Ich vergrabe meine Hände in den Manteltaschen und schlendere weiter. Beim nächsten Wohnblock halte ich inne. Zwei Knaben tauchen nacheinander hinter dem Fenster auf und verschwinden in einem anderen Zimmer. Ein Licht im Nebenzimmer geht an. Ich kaue auf meiner Unterlippe. Wende den Blick zum Himmel. Ein, zwei Sterne tauchen auf. Es werden mehr, je länger ich hinschaue. Ich schliesse die Augen. Ein Auto brummt an mir vorbei. Ich kann meinen Atem sehen. Eine feine Wolke die sich rasch verflüchtigt. Ein leichter Luftstoss streichelt meine Wangen. Das Licht im obersten Stock geht an. Sekunden verstreichen. Der Umriss einer älteren Frau erscheint am Fenster. Sie öffnet das Fenster und lehnt hinaus, um die Läden zu schliessen. Das Licht erlischt. „Gute Nacht“, flüstere ich in die Dunkelheit.
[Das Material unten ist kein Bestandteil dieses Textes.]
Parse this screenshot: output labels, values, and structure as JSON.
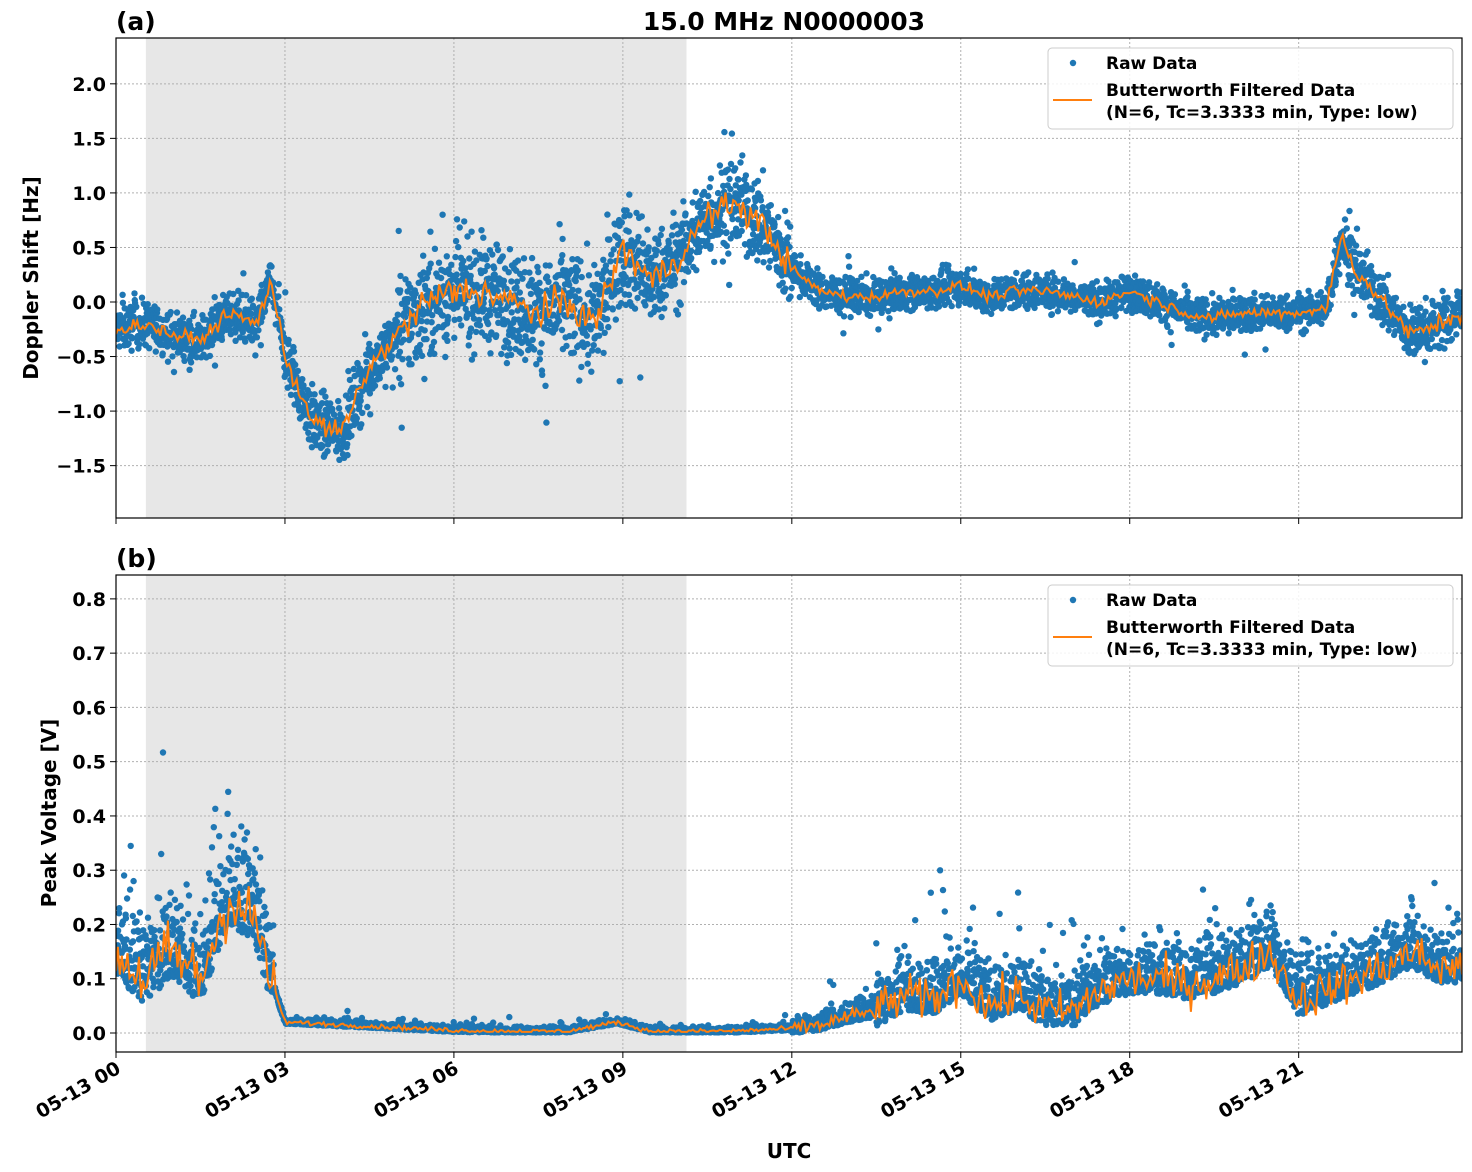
{
  "chart_data": [
    {
      "type": "scatter+line",
      "panel_label": "(a)",
      "title": "15.0 MHz N0000003",
      "xlabel": "UTC",
      "ylabel": "Doppler Shift [Hz]",
      "xlim_hours": [
        0,
        23.9
      ],
      "ylim": [
        -1.98,
        2.42
      ],
      "yticks": [
        -1.5,
        -1.0,
        -0.5,
        0.0,
        0.5,
        1.0,
        1.5,
        2.0
      ],
      "ytick_labels": [
        "−1.5",
        "−1.0",
        "−0.5",
        "0.0",
        "0.5",
        "1.0",
        "1.5",
        "2.0"
      ],
      "shaded_region_hours": [
        0.53,
        10.13
      ],
      "grid": true,
      "legend_placement": "top-right",
      "legend": [
        "Raw Data",
        "Butterworth Filtered Data",
        "(N=6, Tc=3.3333 min, Type: low)"
      ],
      "filtered_series": {
        "name": "Butterworth Filtered Data",
        "color": "#ff7f0e",
        "x_hours": [
          0,
          0.5,
          1,
          1.5,
          2,
          2.5,
          2.75,
          3,
          3.5,
          4,
          4.5,
          5,
          5.5,
          6,
          6.5,
          7,
          7.5,
          8,
          8.5,
          9,
          9.5,
          10,
          10.5,
          11,
          11.5,
          12,
          12.5,
          13,
          13.5,
          14,
          14.5,
          15,
          15.5,
          16,
          16.5,
          17,
          17.5,
          18,
          18.5,
          19,
          19.5,
          20,
          20.5,
          21,
          21.5,
          21.75,
          22,
          22.5,
          23,
          23.5,
          23.9
        ],
        "y": [
          -0.25,
          -0.2,
          -0.3,
          -0.35,
          -0.1,
          -0.2,
          0.2,
          -0.5,
          -1.1,
          -1.2,
          -0.6,
          -0.3,
          0.0,
          0.1,
          0.1,
          0.0,
          -0.1,
          0.0,
          -0.2,
          0.5,
          0.2,
          0.4,
          0.8,
          0.9,
          0.7,
          0.3,
          0.1,
          0.05,
          0.05,
          0.1,
          0.1,
          0.15,
          0.05,
          0.1,
          0.1,
          0.05,
          0.0,
          0.1,
          0.0,
          -0.1,
          -0.15,
          -0.1,
          -0.1,
          -0.1,
          -0.05,
          0.6,
          0.3,
          0.0,
          -0.3,
          -0.2,
          -0.1
        ]
      },
      "raw_series": {
        "name": "Raw Data",
        "color": "#1f77b4",
        "spread_segments_hours": [
          [
            0,
            3,
            0.25
          ],
          [
            3,
            5,
            0.35
          ],
          [
            5,
            9.5,
            0.6
          ],
          [
            9.5,
            12,
            0.5
          ],
          [
            12,
            21.5,
            0.2
          ],
          [
            21.5,
            23.9,
            0.3
          ]
        ]
      }
    },
    {
      "type": "scatter+line",
      "panel_label": "(b)",
      "xlabel": "UTC",
      "ylabel": "Peak Voltage [V]",
      "xlim_hours": [
        0,
        23.9
      ],
      "ylim": [
        -0.035,
        0.844
      ],
      "yticks": [
        0.0,
        0.1,
        0.2,
        0.3,
        0.4,
        0.5,
        0.6,
        0.7,
        0.8
      ],
      "ytick_labels": [
        "0.0",
        "0.1",
        "0.2",
        "0.3",
        "0.4",
        "0.5",
        "0.6",
        "0.7",
        "0.8"
      ],
      "shaded_region_hours": [
        0.53,
        10.13
      ],
      "grid": true,
      "legend_placement": "top-right",
      "legend": [
        "Raw Data",
        "Butterworth Filtered Data",
        "(N=6, Tc=3.3333 min, Type: low)"
      ],
      "filtered_series": {
        "name": "Butterworth Filtered Data",
        "color": "#ff7f0e",
        "x_hours": [
          0,
          0.5,
          1,
          1.5,
          2,
          2.5,
          2.75,
          3,
          4,
          5,
          6,
          7,
          8,
          8.9,
          9.5,
          10,
          11,
          12,
          12.5,
          13,
          13.5,
          14,
          14.5,
          15,
          15.5,
          16,
          16.5,
          17,
          17.5,
          18,
          18.5,
          19,
          19.5,
          20,
          20.5,
          21,
          21.5,
          22,
          22.5,
          23,
          23.5,
          23.9
        ],
        "y": [
          0.15,
          0.1,
          0.15,
          0.1,
          0.25,
          0.2,
          0.1,
          0.02,
          0.015,
          0.01,
          0.005,
          0.003,
          0.003,
          0.02,
          0.003,
          0.003,
          0.004,
          0.008,
          0.015,
          0.03,
          0.04,
          0.07,
          0.06,
          0.1,
          0.05,
          0.07,
          0.04,
          0.04,
          0.08,
          0.1,
          0.1,
          0.09,
          0.1,
          0.12,
          0.15,
          0.06,
          0.08,
          0.1,
          0.12,
          0.15,
          0.12,
          0.12
        ]
      },
      "raw_series": {
        "name": "Raw Data",
        "color": "#1f77b4",
        "spread_segments_hours": [
          [
            0,
            2.8,
            0.18
          ],
          [
            2.8,
            12,
            0.012
          ],
          [
            12,
            13.5,
            0.04
          ],
          [
            13.5,
            23.9,
            0.11
          ]
        ]
      }
    }
  ],
  "xticks": {
    "hours": [
      0,
      3,
      6,
      9,
      12,
      15,
      18,
      21
    ],
    "labels": [
      "05-13 00",
      "05-13 03",
      "05-13 06",
      "05-13 09",
      "05-13 12",
      "05-13 15",
      "05-13 18",
      "05-13 21"
    ]
  },
  "colors": {
    "raw": "#1f77b4",
    "filtered": "#ff7f0e",
    "shade": "#e7e7e7"
  }
}
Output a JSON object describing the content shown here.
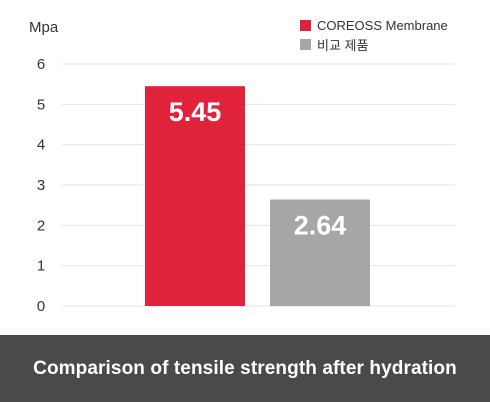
{
  "chart_data": {
    "type": "bar",
    "ylabel": "Mpa",
    "ylim": [
      0,
      6
    ],
    "yticks": [
      "0",
      "1",
      "2",
      "3",
      "4",
      "5",
      "6"
    ],
    "grid": true,
    "legend_position": "top-right",
    "series": [
      {
        "name": "COREOSS Membrane",
        "value": 5.45,
        "label": "5.45",
        "color": "#e0223a"
      },
      {
        "name": "비교 제품",
        "value": 2.64,
        "label": "2.64",
        "color": "#a6a6a8"
      }
    ]
  },
  "caption": "Comparison of tensile strength after hydration",
  "colors": {
    "caption_background": "#4a4a4c",
    "gridline": "#e6e6e6",
    "axis_text": "#333333"
  }
}
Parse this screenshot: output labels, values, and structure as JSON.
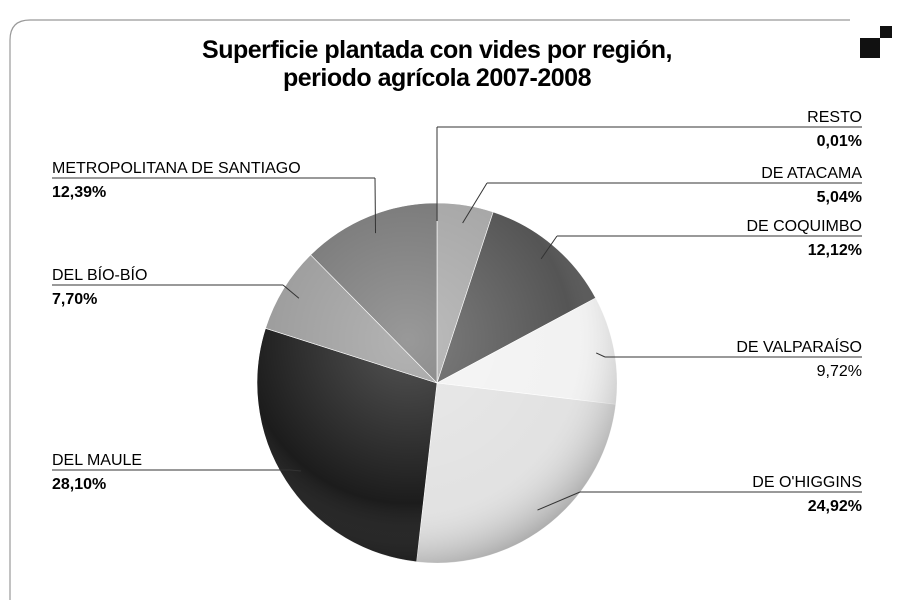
{
  "chart_data": {
    "type": "pie",
    "title": "Superficie plantada con vides por región, periodo agrícola 2007-2008",
    "categories": [
      "RESTO",
      "DE  ATACAMA",
      "DE  COQUIMBO",
      "DE  VALPARAÍSO",
      "DE O'HIGGINS",
      "DEL MAULE",
      "DEL BÍO-BÍO",
      "METROPOLITANA DE SANTIAGO"
    ],
    "values": [
      0.01,
      5.04,
      12.12,
      9.72,
      24.92,
      28.1,
      7.7,
      12.39
    ],
    "value_labels": [
      "0,01%",
      "5,04%",
      "12,12%",
      "9,72%",
      "24,92%",
      "28,10%",
      "7,70%",
      "12,39%"
    ],
    "colors": [
      "#bdbdbd",
      "#a6a6a6",
      "#555555",
      "#f2f2f2",
      "#e2e2e2",
      "#1c1c1c",
      "#9a9a9a",
      "#777777"
    ]
  }
}
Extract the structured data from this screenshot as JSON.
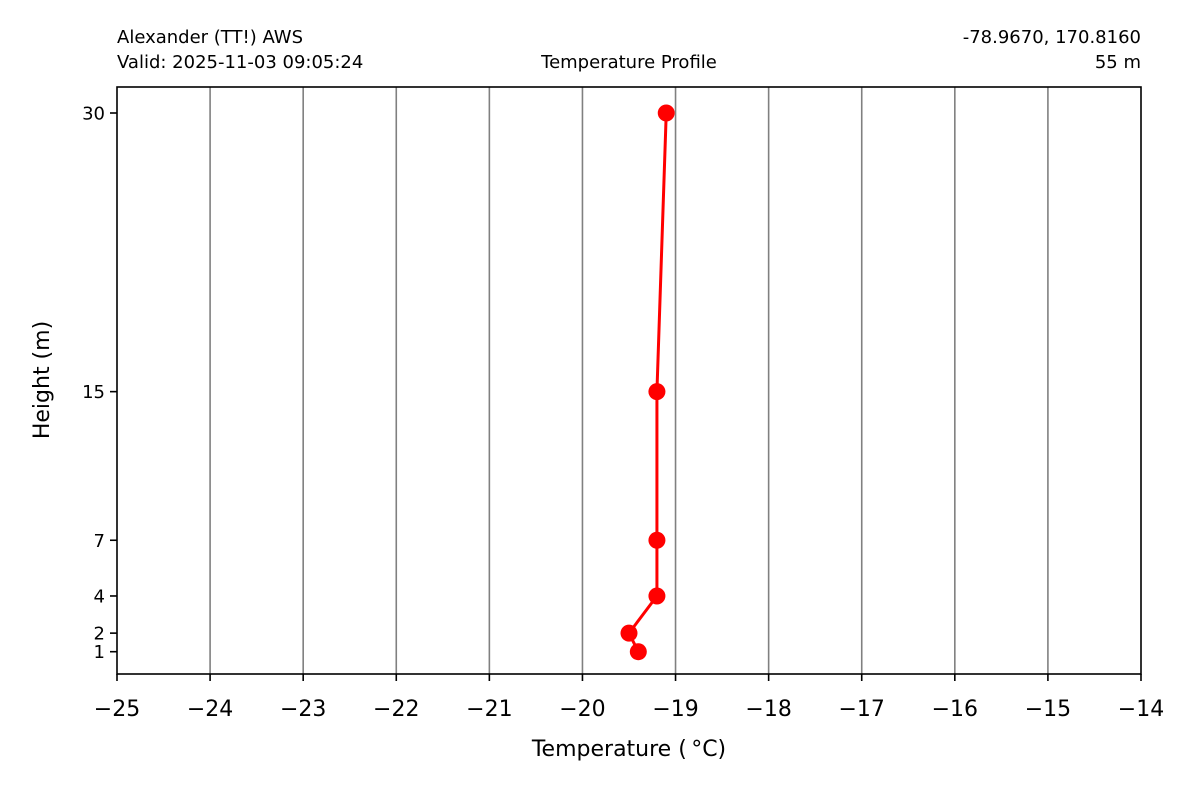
{
  "header": {
    "station": "Alexander (TT!) AWS",
    "valid": "Valid: 2025-11-03 09:05:24",
    "center_title": "Temperature Profile",
    "coords": "-78.9670, 170.8160",
    "elevation": "55 m"
  },
  "chart_data": {
    "type": "line",
    "xlabel": "Temperature ( °C)",
    "ylabel": "Height (m)",
    "xlim": [
      -25,
      -14
    ],
    "ylim": [
      -0.2,
      31.4
    ],
    "x_ticks": [
      -25,
      -24,
      -23,
      -22,
      -21,
      -20,
      -19,
      -18,
      -17,
      -16,
      -15,
      -14
    ],
    "x_tick_labels": [
      "−25",
      "−24",
      "−23",
      "−22",
      "−21",
      "−20",
      "−19",
      "−18",
      "−17",
      "−16",
      "−15",
      "−14"
    ],
    "y_ticks": [
      1,
      2,
      4,
      7,
      15,
      30
    ],
    "y_tick_labels": [
      "1",
      "2",
      "4",
      "7",
      "15",
      "30"
    ],
    "grid": "vertical",
    "series": [
      {
        "color": "#ff0000",
        "points": [
          {
            "x": -19.4,
            "y": 1
          },
          {
            "x": -19.5,
            "y": 2
          },
          {
            "x": -19.2,
            "y": 4
          },
          {
            "x": -19.2,
            "y": 7
          },
          {
            "x": -19.2,
            "y": 15
          },
          {
            "x": -19.1,
            "y": 30
          }
        ]
      }
    ],
    "grid_color": "#808080"
  }
}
In einem Altbau nebenan brennen fast alle Lichter. Musik dringt nach draussen. Junge Menschen strömen von Raum zu Raum. Sie trinken Bier, lachen, unterhalten sich. Wie ausgelassen sie sind! Meine Gesichtszüge entspannen sich. Gedanklich habe ich mich zu der lustigen Gruppe gesellt. Ein braunhaariges Mädchen bindet sich die Haare zum Pferdeschwanz, während sie sich mit einer Freundin in der Küche unterhält. Meine Augen wandern der Fensterreihe entlang. Zwei junge Männer und eine Frau treten auf den kleinen Balkon und zünden sich eine Zigarette an. Einer lehnt lässig am Geländer. Die anderen zwei küssen sich. Kurz aber innig. Im Raum neben der Küche fangen einige zu tanzen an. Ich wippe leicht zum Rhythmus der Musik. Dann drehe ich mich um und lasse die Feiernden hinter mir.

Ich beschleunige meinen Schritt. Zu meiner Rechten steht ein Einfamilienhaus. Eine Schaukel im Garten, ein Auto vor der Garage, eine mächtige Eiche. Alles ist ordentlich, alles in Ordnung. Ein Hund bellt. Im Fenster links unten brennt Licht. Es zieht mich förmlich an. Ich stehe nun direkt vor dem Gartentor. Aus dieser Distanz kann ich eine junge Frau erkennen. Die Haare fallen ihr weich auf die Schultern. Sie schenkt ein Glas Rotwein ein. Plötzlich bleibt sie mitten im Raum stehen und ruft etwas ins Nebenzimmer. Dann wirft sie ihren Kopf in den Nacken und schüttelt sich vor Lachen. Sie nimmt die Weinflasche und verschwindet vom Fenster in den Raum nebenan zu der Person, die sie gerade zum Lachen gebracht hat. Die Frau taucht nicht mehr auf. Ich bleibe alleine zurück und wende mich ab.

Eine halbe Ewigkeit wandere ich durch die Strassen. Hier und dort bleibe ich stehen, beobachte diverse Familien beim Abendessen, einen jungen Mann beim Staubsaugen, Freundinnen beim Filmeschauen, ein Ehepaar beim Abwasch. Bin ich unheimlich? Ich fühle mich wie ein Eindringling, trotzdem kann ich es nicht lassen.

Ich ziehe meine Kapuze über den Kopf und wende meinen Blick von den Häusern ab. Stattdessen beobachte ich, wie meine Füsse mich wie von selbst durch die Strassen tragen. Ich gehe schneller, immer schneller. Plötzlich renne ich. Als mir vor Kälte das Atmen schwerfällt, halte ich an. Ich stehe vor meinem Wohnblock. Mein Blick sucht nach meinem Zimmer im zweiten Stock. Ein Licht brennt. Ich lasse es in der Küche immer brennen. Was die Leute wohl sehen, wenn sie, angezogen vom Licht, durch mein Fenster schauen?